- There are multiple GLGs inside of GLG, it all depends on the business unit you work for. A few people could be very happy, but the majority are suffering and struggling, which explains the high turnover that the company has, even for a small office like Dublin.
- No work-life balance: If you are from Client Solutions (those in direct contact with the client), you have to be prepared to work long hours, as the clients are also doing it, so you are expected to follow them through. Starting early in the morning and just leaving by 7 or 8 PM (and GLG doesn’t pay overtime).
- Inequality: Targets are the same for all the alignments on the CDA team (recruiters), no matter what industry you work for. So, if you are a CDA, pray for you to be on an alignment that will allow you to hit the target, because if you fall on a harder industry, no matter how much effort you put on it, they will see you as underperforming and just as a mediocre employee.

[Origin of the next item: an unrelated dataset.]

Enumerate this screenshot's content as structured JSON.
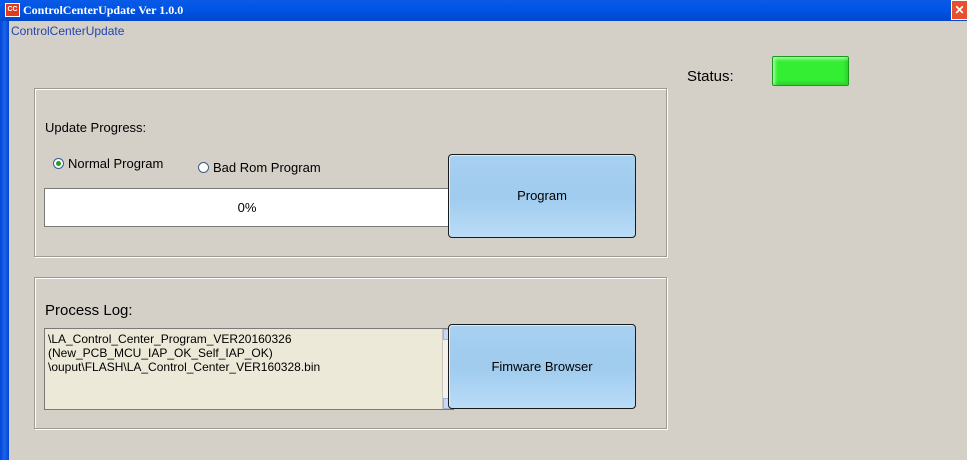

- No perspective: For CDAs (recruiters), no career development whatsoever, don’t even think about it. They make it seem like there is, but there isn’t. And if it happens, they will just give you a couple of more bucks and a “senior” name to put just before your title, with no additional responsibilities, nothing else for you to learn, hence no development for you as a professional.

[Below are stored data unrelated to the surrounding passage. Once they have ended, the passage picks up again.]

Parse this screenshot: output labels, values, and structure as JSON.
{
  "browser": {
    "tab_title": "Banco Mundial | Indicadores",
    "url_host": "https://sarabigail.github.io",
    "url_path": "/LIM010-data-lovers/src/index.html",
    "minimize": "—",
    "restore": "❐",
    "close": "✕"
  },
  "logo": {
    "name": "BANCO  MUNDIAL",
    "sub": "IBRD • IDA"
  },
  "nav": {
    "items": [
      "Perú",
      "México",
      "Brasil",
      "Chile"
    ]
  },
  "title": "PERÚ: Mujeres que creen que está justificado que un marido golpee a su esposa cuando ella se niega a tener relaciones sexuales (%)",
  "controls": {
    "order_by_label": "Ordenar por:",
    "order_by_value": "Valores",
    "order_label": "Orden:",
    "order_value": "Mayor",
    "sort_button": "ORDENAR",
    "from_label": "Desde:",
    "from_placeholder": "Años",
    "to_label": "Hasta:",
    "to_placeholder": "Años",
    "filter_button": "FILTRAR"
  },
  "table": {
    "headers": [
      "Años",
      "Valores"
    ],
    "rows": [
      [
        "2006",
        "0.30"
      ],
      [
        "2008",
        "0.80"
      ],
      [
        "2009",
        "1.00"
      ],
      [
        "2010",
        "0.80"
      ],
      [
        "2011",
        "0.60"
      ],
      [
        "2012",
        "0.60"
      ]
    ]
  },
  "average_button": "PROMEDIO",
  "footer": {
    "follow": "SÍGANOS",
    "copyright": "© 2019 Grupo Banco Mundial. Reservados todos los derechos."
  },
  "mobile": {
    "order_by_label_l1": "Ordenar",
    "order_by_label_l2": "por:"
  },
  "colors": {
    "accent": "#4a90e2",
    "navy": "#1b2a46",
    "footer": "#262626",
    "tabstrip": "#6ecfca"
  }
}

- If there’s another opportunity in other teams, they rather hire external than give it to someone who’s already in the house. Has seen this happening multiple times, and trust me, it was not because the internal wasn't suitable to fill in the position. Internal mobility is not encouraged.
- Micromanagement is very high. Managers micromanage so hard that instead of helping you they are actually stopping you from doing your work properly. If they trusted their employees and gave them more autonomy and independence, performance would be better.
- Role is very difficult to sell in the market. You are not a salesperson, or business development, or talent acquisition, or recruiter. You are a mix of it all, but only developing soft skills of each of them, and not the hard/core skills that would take you somewhere else. So some people may feel stuck.
- HR is totally understaffed and has no time to work on employee development or satisfaction, which makes the company extremely reactive. They just react to the pain points after they are already unbearable, instead of investing time to listen to people and preventing issues from happening in the first place, or at least tackle it in the beginning. Same goes for the Talent Acquisition team, those are warriors.
- Payment is below the average of the market for Dublin. Same role in different companies is paying up to 10k more sometimes.
- Company is HQ in New York, so the best opportunities and offices are there. In Europe, the focus is London, and it feels like Dublin is a renegade office sometimes, with little to no opportunities of development.